SubjectThe subject may be a mammalian subject, in particular a human, or a domestic or livestock animal such as a cat, dog, rabbit, guinea pig, rodent, horse, goat, sheep, cow or pig, or wild species, such as badgers. For veterinary applications, the array may be applied to an area on the animal which has little hair, such as the inner ear or the footpad, or it may be necessary to remove hair from the skin prior to patent application.
The subject may be a human subject, in particular suffering from or at risk from contracting a particular disease. The subject may be a child or an adult subject.
The subject may be a healthy subject, believed to be at risk from contracting a disease. Alternatively the subject may already have or have had a disease.
The subject may have been previously exposed to antigen either by contact with the pathogen (for example by infection) or by prior immunisation.
Diseases, Pathogens and AntigensThe target antigen may be characteristic of the target disease. If the disease is an infectious disease, caused by an infectious pathogen, then the target antigen may be derivable from the infectious pathogen.
The target antigen may be an antigen which is recognised by the immune system after infection with the disease. Alternatively the antigen may be normally “invisible” to the immune system such that the method induces a non-physiological T cell response. This may be helpful in diseases where the immune response triggered by the disease is not effective (for example does not succeed in clearing the infection) since it may open up another line of attack.
The antigen may be derivable from M. tuberculosis. For example, the antigen may be Antigen 85A, ESAT6 or MPT63. Alternatively, the antigen may be derivable from the malaria-associated pathogens Plasmodium berghei (e.g. the circumsporozoite protein (PbCSP)), P. Falciparum; or from the Hepatitis B virus.
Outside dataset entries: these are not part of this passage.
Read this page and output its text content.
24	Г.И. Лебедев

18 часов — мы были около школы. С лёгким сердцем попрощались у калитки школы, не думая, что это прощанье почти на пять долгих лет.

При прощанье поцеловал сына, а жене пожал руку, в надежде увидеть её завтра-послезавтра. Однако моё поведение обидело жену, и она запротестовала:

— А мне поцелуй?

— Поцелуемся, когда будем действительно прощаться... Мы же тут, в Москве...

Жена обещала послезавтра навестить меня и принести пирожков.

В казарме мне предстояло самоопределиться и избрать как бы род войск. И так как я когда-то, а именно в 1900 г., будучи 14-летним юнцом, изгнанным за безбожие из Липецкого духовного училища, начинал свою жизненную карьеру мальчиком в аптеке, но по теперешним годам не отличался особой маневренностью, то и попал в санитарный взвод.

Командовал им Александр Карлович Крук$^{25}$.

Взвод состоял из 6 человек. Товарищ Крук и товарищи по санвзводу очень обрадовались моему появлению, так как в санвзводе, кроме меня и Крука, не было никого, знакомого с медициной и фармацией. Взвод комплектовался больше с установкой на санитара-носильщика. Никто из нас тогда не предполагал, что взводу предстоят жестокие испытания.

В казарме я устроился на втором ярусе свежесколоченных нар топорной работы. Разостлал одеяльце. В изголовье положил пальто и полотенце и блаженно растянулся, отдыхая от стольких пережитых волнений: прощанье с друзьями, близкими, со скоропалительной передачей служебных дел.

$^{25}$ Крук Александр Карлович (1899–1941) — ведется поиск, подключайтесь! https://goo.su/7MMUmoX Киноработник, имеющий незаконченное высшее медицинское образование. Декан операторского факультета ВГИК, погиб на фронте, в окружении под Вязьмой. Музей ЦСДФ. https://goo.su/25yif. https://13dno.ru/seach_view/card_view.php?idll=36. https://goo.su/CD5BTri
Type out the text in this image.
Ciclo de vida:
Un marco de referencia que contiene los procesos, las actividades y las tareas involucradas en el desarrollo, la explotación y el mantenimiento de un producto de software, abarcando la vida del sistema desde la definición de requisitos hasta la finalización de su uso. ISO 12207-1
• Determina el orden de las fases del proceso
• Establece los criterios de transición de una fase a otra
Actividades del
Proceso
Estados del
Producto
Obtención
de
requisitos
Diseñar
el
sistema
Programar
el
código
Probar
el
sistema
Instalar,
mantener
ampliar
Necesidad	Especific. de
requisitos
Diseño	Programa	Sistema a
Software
The compositions of the present invention may comprise T cell or B cell epitopes from more than one antigen. For example, the composition may comprise one or more T or B cell epitopes from two or more antigens associated with the same disease. The two or more antigens may be derivable from the same pathogenic organism.
The composition may, on the other hand, comprise epitopes derivable from different pathogens, for inducing immune responses against a plurality of diseases.
The invention will now be further described by way of Examples, which are meant to serve to assist one of ordinary skill in the art in carrying out the invention and are not intended in any way to limit the scope of the invention.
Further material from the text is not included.